Theo Le pirate informatique Nouveau, deux plugins pour WordPress, Malware Scanner et Web Application Firewall de miniOrage, rencontrent une grave erreur de sécurité, CVE-2024-2172, découverte par Stiofan, avec un score d'erreur critique de 9,8 sur l'échelle de 10 points du système. notation.
L'erreur a un impact généralisé car même si le développeur a été supprimé de la boutique d'applications WordPress le 7.3.2024 mars 10.000, il peut toujours avoir un impact car Malware Scanner a enregistré des installations et des activités sur jusqu'à 300 XNUMX sites Web, tout en utilisant le pare-feu d'application Web. il est XNUMX.
Wordfence a déclaré que la vulnérabilité est le résultat d'un manque de vérifications dans le code du plugin, permettant à un attaquant non authentifié de mettre à jour arbitrairement le mot de passe de n'importe quel utilisateur et d'élever les privilèges aux membres administrateurs, conduisant potentiellement à une compromission complète du site Web.

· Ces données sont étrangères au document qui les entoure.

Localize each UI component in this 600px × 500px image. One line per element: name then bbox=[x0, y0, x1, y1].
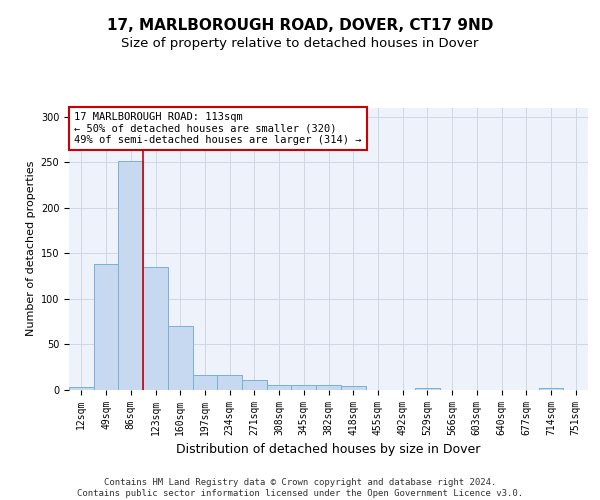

Lorsqu’ils disposent de droits d’administrateur, les pirates peuvent facilement télécharger des plugins supplémentaires, des fichiers zip malveillants contenant des portes dérobées et modifier les publications de sites Web pour rediriger les utilisateurs vers d’autres sites Web malveillants.
Auparavant, un plugin similaire, RegistrationMagic, avait été signalé avec le code d'erreur CVE-2024-1991 et le score CVSS 8.8, qui constitue également une vulnérabilité d'élévation de privilèges de haute gravité. Ce plugin a également été téléchargé et installé plus de 10.000 XNUMX fois.
WordPress est un célèbre système de gestion de contenu (CMS) open source, largement utilisé dans le monde entier. La facilité d'installation, de publication et de gestion du contenu sur cette plateforme CMS fait de WordPress la plateforme idéale pour tous types de sites internet tels que les boutiques en ligne, les portails d'informations, les forums de discussion... Selon w3techs, cette plateforme CMS est actuellement choisie par 43,1% des sites web dans le monde.